I've been in love with Indian cuisine since my first dinner in Philadelphia with an Indian family in their home in 1969. When I came to California in 1971 there were no Indian restaurants and I had to go to LA for most of my ingredients and spices. I began my hunt for authentic Indian and Middle-eastern recipies in book stores and and ethnic neighborhood shops in LA and San Francisco. I discovered books on ethnic foods and traditions and a world of spices and how they are used. It has been a wonderful adventure.
My favorite things to cook
A fragrant North African style couscous steamed over a traditional rich Tunisian stew and then flavored with a little rose water and cinnamon; Tikki Murgh (a spicy chicken curry)served with cilantro chutney, pakoras, home made chipati bread, bashmati rice and a cucumber-yogurt salat; two of my most favorite meals.
My favorite family cooking traditions
As a child I watched my mother and grandmother cooking oldfashioned American meals with gusto.

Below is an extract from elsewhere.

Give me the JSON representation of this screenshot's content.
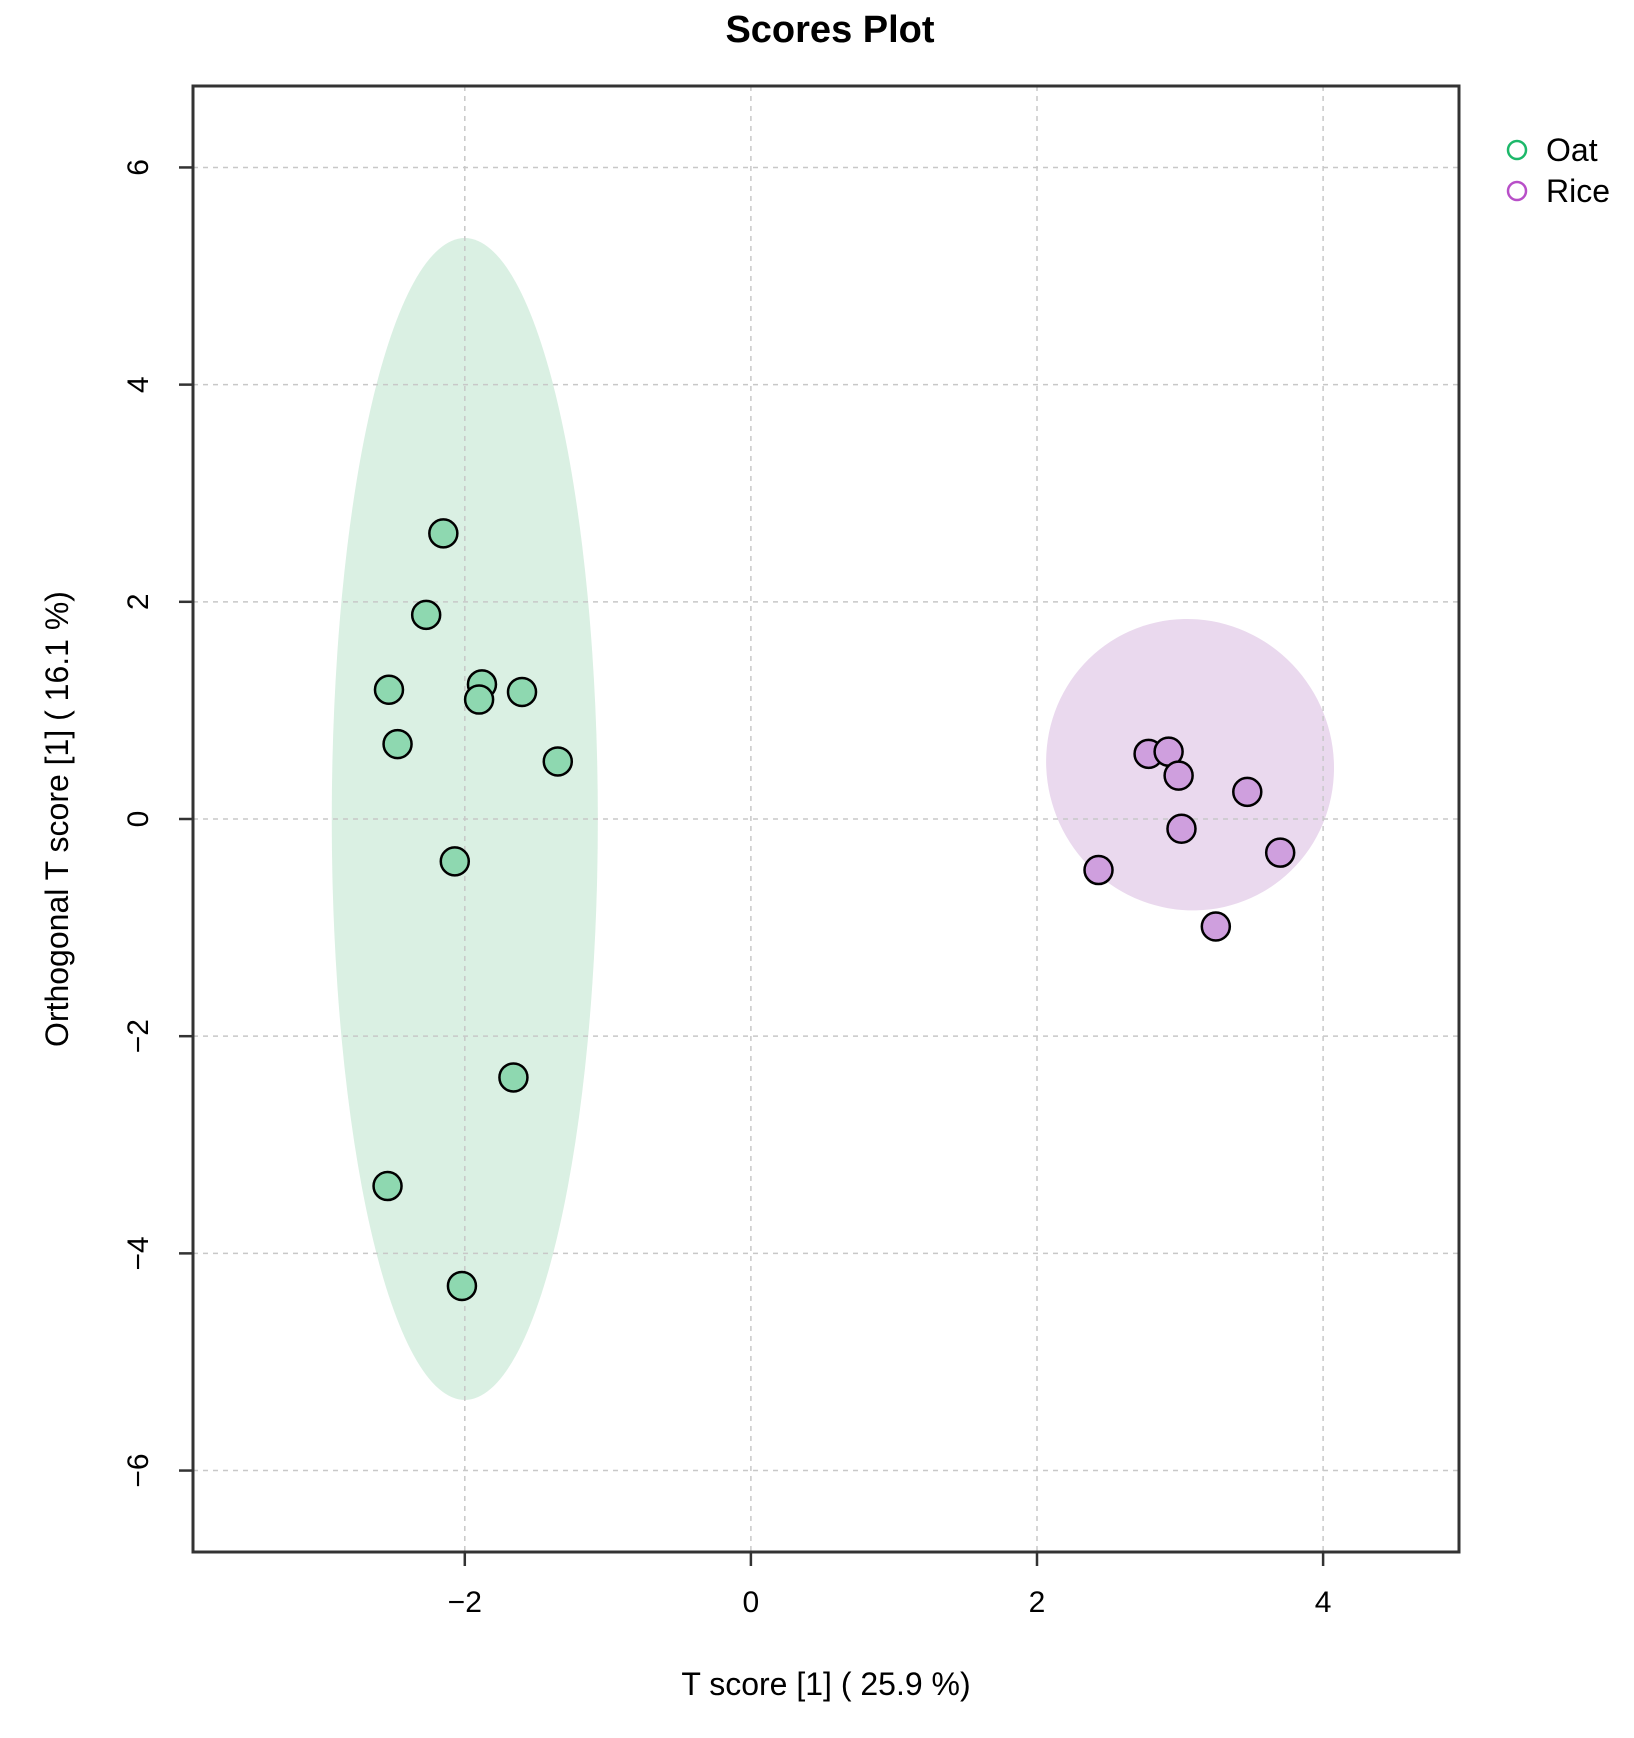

In those days all meals were prepared from fresh meat, veggies and dairy products. My grandmother was the bread maker. We kids hung around her old wood stove for slices of fresh hot breads with creamery butter - mmm. Mom was the "chef" and pastry queen. I often got caught lifting the lid on the buffet servers to see what delights she had made for the weekend. Their cooking, baking and constant preparation of good food has stayed with me all these years. Seasonal pickeling and canning of fruits and vegetables was an essential to great dishes all-year-round.
My cooking triumphs
A Indian dinner for 15 friends which included 4 apetizers, 4 main dishes: fish, chicken, lamb and beef, each with complimenary chutneys, two cucumber salads, 3 vegitarian sides, rice and traditional teas. I started preparation on Monday and finished on Saturday for dinner that night which was spent with good friends from several countries who also migrated to California.
My cooking tragedies
In the early '60s I was given a secret family recipe for divity candy from a woman I worked with in North Carolina for two years. I HAD to have that recipe to take with me when I moved back north to Pennsylvania. It was the best I had ever tasted - perfect. She relented and I promised her I would never reveal it to anyone, knowing how important it was to her. She relented and gave me the recipe with her best wishes. As soon as I was settled I made a double recipe for Christmas. Disaster! I ended up with goop that tasted good but never jelled. I found out later that she had left one important instruction out. I still have not revealed this wonderful recipe to anyone else to this day.